Much remains to be understood about the oceanography of the western-central Caribbean Sea, including the biological production, circulation, and biogeochemistry of the waters off the Guajira Peninsula.

Notes

Referenced literature Andrade, C. and E. Barton. (2005). The Guajira upwelling system. Cont. Shelf Res., 25(9), 1003-1022.

Castellanos, P., R. Varela, and F. Muller-Karger. (2002). Descripción de las áreas de surgencia al sur del Mar Caribe examinadas con el sensor infrarojo AVHRR. Memorias de la Fundación La Salle de Ciencias Naturales. 154, 55-76.

Corredor, J. (1979). Phytoplankton response to low level nutrient enrichment through upwelling in the Columbian Caribbean Basin. Deep Sea Research., 26 A. 731-741.

Fajardo, G. (1979). Surgencia costera en las proximidades de la península colombiana de La Guajira. Boletín Científico Centro Investigaciones Oceanológicas e Hidrográficas, 2,7-9.

Gómez Gaspar, Alfredo, and Arturo Acero P. (2020). Comparison of the upwellings of the Colombian Guajira and eastern Venezuela. Bulletin of Marine and Coastal Research, 49 (2), 131-172. DOI:https://doi.org/10.25268/bimc.invemar.2020.49.2.943.

Muller-Karger, F. E., C. R. McClain, T. R. Fisher, W. E. Esaias, and R. Varela. (1989). Pigment distribution in the Caribbean Sea: Observations from Space. Progress in Oceanography, 23, 23-69.

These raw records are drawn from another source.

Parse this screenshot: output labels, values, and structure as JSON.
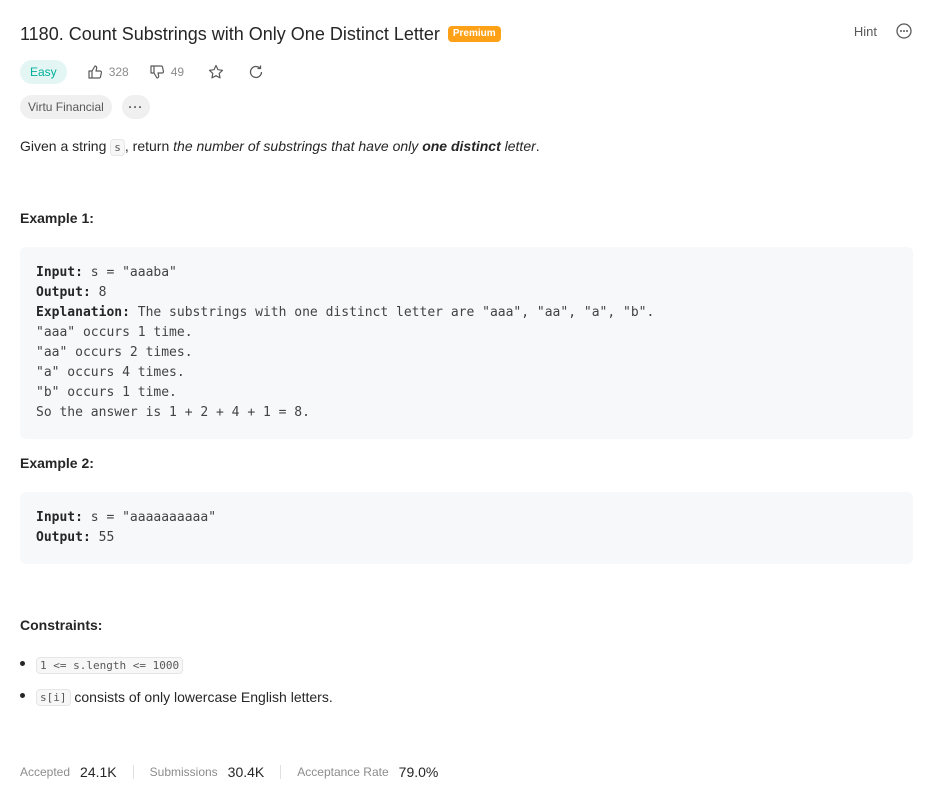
{
  "problem": {
    "title": "1180. Count Substrings with Only One Distinct Letter",
    "premium_label": "Premium",
    "hint_label": "Hint",
    "difficulty": "Easy",
    "likes": "328",
    "dislikes": "49",
    "company_tag": "Virtu Financial",
    "more_tags": "···"
  },
  "description": {
    "part1": "Given a string ",
    "code": "s",
    "part2": ", return ",
    "italic1": "the number of substrings that have only ",
    "bold": "one distinct",
    "italic2": " letter",
    "end": "."
  },
  "examples": [
    {
      "heading": "Example 1:",
      "input_label": "Input:",
      "input_value": " s = \"aaaba\"",
      "output_label": "Output:",
      "output_value": " 8",
      "explanation_label": "Explanation:",
      "explanation_value": " The substrings with one distinct letter are \"aaa\", \"aa\", \"a\", \"b\".",
      "extra_lines": [
        "\"aaa\" occurs 1 time.",
        "\"aa\" occurs 2 times.",
        "\"a\" occurs 4 times.",
        "\"b\" occurs 1 time.",
        "So the answer is 1 + 2 + 4 + 1 = 8."
      ]
    },
    {
      "heading": "Example 2:",
      "input_label": "Input:",
      "input_value": " s = \"aaaaaaaaaa\"",
      "output_label": "Output:",
      "output_value": " 55"
    }
  ],
  "constraints": {
    "heading": "Constraints:",
    "item1_code": "1 <= s.length <= 1000",
    "item2_code": "s[i]",
    "item2_text": " consists of only lowercase English letters."
  },
  "stats": {
    "accepted_label": "Accepted",
    "accepted_value": "24.1K",
    "submissions_label": "Submissions",
    "submissions_value": "30.4K",
    "rate_label": "Acceptance Rate",
    "rate_value": "79.0%"
  },
  "colors": {
    "premium": "#ffa116",
    "easy": "#00af9b",
    "easy_bg": "#e3f6f4"
  }
}
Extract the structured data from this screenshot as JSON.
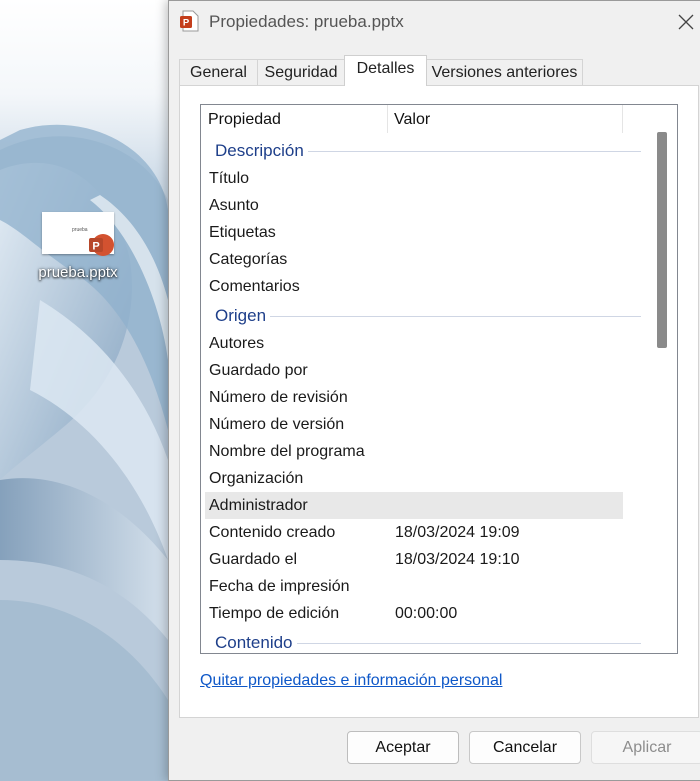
{
  "desktop": {
    "file_icon_label": "prueba.pptx",
    "thumbnail_text": "prueba",
    "badge_letter": "P"
  },
  "dialog": {
    "title": "Propiedades: prueba.pptx",
    "tabs": [
      {
        "label": "General",
        "active": false
      },
      {
        "label": "Seguridad",
        "active": false
      },
      {
        "label": "Detalles",
        "active": true
      },
      {
        "label": "Versiones anteriores",
        "active": false
      }
    ],
    "columns": {
      "property": "Propiedad",
      "value": "Valor"
    },
    "groups": [
      {
        "label": "Descripción",
        "rows": [
          {
            "property": "Título",
            "value": ""
          },
          {
            "property": "Asunto",
            "value": ""
          },
          {
            "property": "Etiquetas",
            "value": ""
          },
          {
            "property": "Categorías",
            "value": ""
          },
          {
            "property": "Comentarios",
            "value": ""
          }
        ]
      },
      {
        "label": "Origen",
        "rows": [
          {
            "property": "Autores",
            "value": ""
          },
          {
            "property": "Guardado por",
            "value": ""
          },
          {
            "property": "Número de revisión",
            "value": ""
          },
          {
            "property": "Número de versión",
            "value": ""
          },
          {
            "property": "Nombre del programa",
            "value": ""
          },
          {
            "property": "Organización",
            "value": ""
          },
          {
            "property": "Administrador",
            "value": "",
            "selected": true
          },
          {
            "property": "Contenido creado",
            "value": "18/03/2024 19:09"
          },
          {
            "property": "Guardado el",
            "value": "18/03/2024 19:10"
          },
          {
            "property": "Fecha de impresión",
            "value": ""
          },
          {
            "property": "Tiempo de edición",
            "value": "00:00:00"
          }
        ]
      },
      {
        "label": "Contenido",
        "rows": []
      }
    ],
    "remove_link": "Quitar propiedades e información personal",
    "buttons": {
      "ok": "Aceptar",
      "cancel": "Cancelar",
      "apply": "Aplicar"
    }
  },
  "colors": {
    "group_label": "#1e3f8a",
    "link": "#0f58c8",
    "ppt_orange": "#d35230"
  },
  "icons": [
    "powerpoint-file-icon",
    "close-icon"
  ]
}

Pauly D., Zeller D., Palomares M.L.D. (Eds), (2020). Sea Around Us Concepts, Design and Data (seaaroundus.org).

Polanco F., Andrea, Julio Andrés Quintero-Gil, Fabián Cortés, and Guillermo Duque. (2009). Contribution to the knowledge of the fish fauna in two isobaths (10 and 50 m) of the Guajira region, Colombian Caribbean. Bol. Invest. Mar. Cost. 38 (2), 145-163.

Rueda-Roa, D. (2012). On the spatial and temporal variability of upwelling in the southern Caribbean Sea and its influence on the ecology of phytoplankton and of Spanish sardine (Sardinella aurita). (Ph. D. Thesis, Univ. South Florida.) Repositorio Universidad de South Florida.

Rueda-Roa, D., T. Ezer, and F. E. Muller-Karger. (2018). Description and mechanisms of the mid-year upwelling in the southern Caribbean Sea from remote sensing and local data. Journal of Marine Science and Engineering, 6,36. doi:10.3390/jmse6020036.